Tandis que le calme s’installe de ce côté, voici que la répétition de piano commence à l’étage au-dessus. L’absence de moquette dans le grand salon de « la dame d’au-dessus » me fait participer en direct à la vie qui s’y déroule. Les pas précipités d’une fillette se dirigent vers le piano situé dans cette pièce. Le couvercle de clavier claque lorsqu’elle l’ouvre. Les glissements répétés de ses pieds légers accompagnent le couinement du tabouret à vis qu’elle règle à sa hauteur, puis je l’entends malmener la partition, en froisser les pages avec énergie avant d’entreprendre la répétition sans fin des gammes : do, ré, mi, fa, sol, la, si, do, si, la, sol, fa, mi, ré, do, en majeur, en mineur une fois, deux fois, trois fois… avec toujours la même hésitation au même endroit, entre le mi et le fa. J’étais quasiment ivre d’exaspération lorsque la fillette- en même temps qu’un tonitruant « Ah ! La barbe ! »- plaqua un accord si sonore, si fracassant et surtout si dissonant que le sol trembla jusque dans mon estomac. Ce mouvement d’humeur n’était que pour manifester son courroux d’avoir à travailler ces insipides gammes. Cette fois-ci, je me sentis en totale harmonie avec ce qui se passait là-haut ! Mais sur l’injonction vibrante d’une voix féminine aiguë, la cacophonie reprit. La sonate était difficile. Le tapage créé par toutes ces notes jetées sur le clavier : trilles, croches, double-croches, arpèges, ne dura guère, soudain interrompu par un rugissement rauque digne d’un fauve en fureur : « fa dièse ! ». Un profond silence lui répondit, suivi du couinement bref du tabouret à vis que l’on abandonne en hâte, et du claquement joyeux du couvercle du clavier. Quant à la tambourinante cavalcade pour quitter le salon, elle me parut de bon augure. Enfin, la paix…
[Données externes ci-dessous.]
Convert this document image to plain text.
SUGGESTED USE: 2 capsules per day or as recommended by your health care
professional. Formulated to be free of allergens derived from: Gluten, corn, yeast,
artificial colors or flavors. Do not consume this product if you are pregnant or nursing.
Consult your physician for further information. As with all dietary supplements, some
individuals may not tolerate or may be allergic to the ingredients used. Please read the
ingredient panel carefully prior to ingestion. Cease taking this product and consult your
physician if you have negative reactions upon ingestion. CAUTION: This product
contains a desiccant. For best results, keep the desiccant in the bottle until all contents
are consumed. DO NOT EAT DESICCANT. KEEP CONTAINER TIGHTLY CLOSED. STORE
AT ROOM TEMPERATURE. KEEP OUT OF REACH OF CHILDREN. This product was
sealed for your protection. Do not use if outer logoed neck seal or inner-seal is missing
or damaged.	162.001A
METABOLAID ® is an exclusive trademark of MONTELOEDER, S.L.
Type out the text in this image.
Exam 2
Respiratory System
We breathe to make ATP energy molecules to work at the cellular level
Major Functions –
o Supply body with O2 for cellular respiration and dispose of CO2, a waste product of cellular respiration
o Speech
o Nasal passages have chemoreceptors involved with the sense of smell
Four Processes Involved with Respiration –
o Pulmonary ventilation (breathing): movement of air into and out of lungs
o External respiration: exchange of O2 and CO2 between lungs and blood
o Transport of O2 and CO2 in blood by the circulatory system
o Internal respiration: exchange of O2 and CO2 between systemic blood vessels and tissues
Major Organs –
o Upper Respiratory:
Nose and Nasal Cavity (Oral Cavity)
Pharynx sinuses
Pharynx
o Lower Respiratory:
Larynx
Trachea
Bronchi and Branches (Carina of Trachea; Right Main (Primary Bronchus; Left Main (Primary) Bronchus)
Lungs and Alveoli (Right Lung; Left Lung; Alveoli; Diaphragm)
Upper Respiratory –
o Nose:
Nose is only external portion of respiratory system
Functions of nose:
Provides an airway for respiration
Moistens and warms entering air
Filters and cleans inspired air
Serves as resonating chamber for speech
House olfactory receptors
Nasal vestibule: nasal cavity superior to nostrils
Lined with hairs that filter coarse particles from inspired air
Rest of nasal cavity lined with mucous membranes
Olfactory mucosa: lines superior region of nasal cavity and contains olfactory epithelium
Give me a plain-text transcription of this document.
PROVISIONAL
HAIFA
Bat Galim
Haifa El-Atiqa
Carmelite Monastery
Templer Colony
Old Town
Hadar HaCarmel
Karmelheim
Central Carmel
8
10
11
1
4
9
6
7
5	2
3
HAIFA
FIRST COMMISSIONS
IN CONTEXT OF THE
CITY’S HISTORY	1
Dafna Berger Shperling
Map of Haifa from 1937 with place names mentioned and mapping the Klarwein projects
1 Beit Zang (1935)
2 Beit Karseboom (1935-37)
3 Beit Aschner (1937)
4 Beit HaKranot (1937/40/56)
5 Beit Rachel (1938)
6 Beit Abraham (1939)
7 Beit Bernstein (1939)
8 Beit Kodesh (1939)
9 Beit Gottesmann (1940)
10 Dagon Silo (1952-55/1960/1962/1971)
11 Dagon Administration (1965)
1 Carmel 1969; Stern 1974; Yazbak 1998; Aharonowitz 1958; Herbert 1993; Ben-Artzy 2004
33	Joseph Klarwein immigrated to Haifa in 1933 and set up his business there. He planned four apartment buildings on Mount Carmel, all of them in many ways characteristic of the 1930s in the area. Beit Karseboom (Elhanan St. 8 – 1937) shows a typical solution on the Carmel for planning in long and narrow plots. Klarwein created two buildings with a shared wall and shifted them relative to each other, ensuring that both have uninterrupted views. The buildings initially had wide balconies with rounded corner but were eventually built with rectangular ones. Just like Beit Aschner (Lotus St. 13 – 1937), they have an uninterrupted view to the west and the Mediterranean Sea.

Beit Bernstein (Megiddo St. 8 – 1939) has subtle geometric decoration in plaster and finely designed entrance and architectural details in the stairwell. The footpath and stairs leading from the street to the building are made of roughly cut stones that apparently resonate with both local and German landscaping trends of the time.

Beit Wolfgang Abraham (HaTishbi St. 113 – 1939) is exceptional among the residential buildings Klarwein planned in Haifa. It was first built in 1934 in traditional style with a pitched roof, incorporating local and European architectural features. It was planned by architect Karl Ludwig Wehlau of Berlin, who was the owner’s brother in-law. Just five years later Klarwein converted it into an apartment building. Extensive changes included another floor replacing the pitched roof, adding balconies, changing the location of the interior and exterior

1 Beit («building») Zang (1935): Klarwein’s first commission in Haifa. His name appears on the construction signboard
Le soleil s’approchant de l’horizon, le tremblotant discours des pigeons annonçait une calme soirée. Mais tout à coup, un vrombissant scooter s’introduisit dans notre petite rue, pétaradant de toute sa force exactement comme s’il avait décidé d’ameuter tout le quartier. Peu satisfait de l’effet produit, il fit hurler ses freins pour s’arrêter en une longue glissade juste au pied de mon immeuble et là, moteur ronflant à grand fracas, il klaxonna à plusieurs reprises interpelant l’étudiant qui habitait la chambre voisine de la mienne.
Lorsque « la dame d’au-dessus » voulut ouvrir sa fenêtre, ce qui ébranlait le muret et bien sûr, ma fenêtre également, dans le légitime dessein de protester, une ambulance pénétra à son tour dans cette rue tout étroite son avertisseur aux tonalités stridentes, intolérables, se répercutant sans pitié d’un mur à l’autre. Gêné par le scooter, le véhicule continua, imperturbable, sa tonitruante manifestation jusqu’au dégagement complet de la voie. Longtemps encore après son départ, l’alarme résonna dans notre quartier survolté.
Après ce magistral tohubohu, le brouhaha des riverains tous penchés à leur fenêtre, échangeant leur opinion sur ce qui se passait dans leur charmante petite rue, d’habitude si calme «Ah ce n’est plus comme autrefois ! La jeunesse actuelle, vous savez … » retint «la dame d’au-dessus» d’ajouter au vacarme ambiant. Il était temps.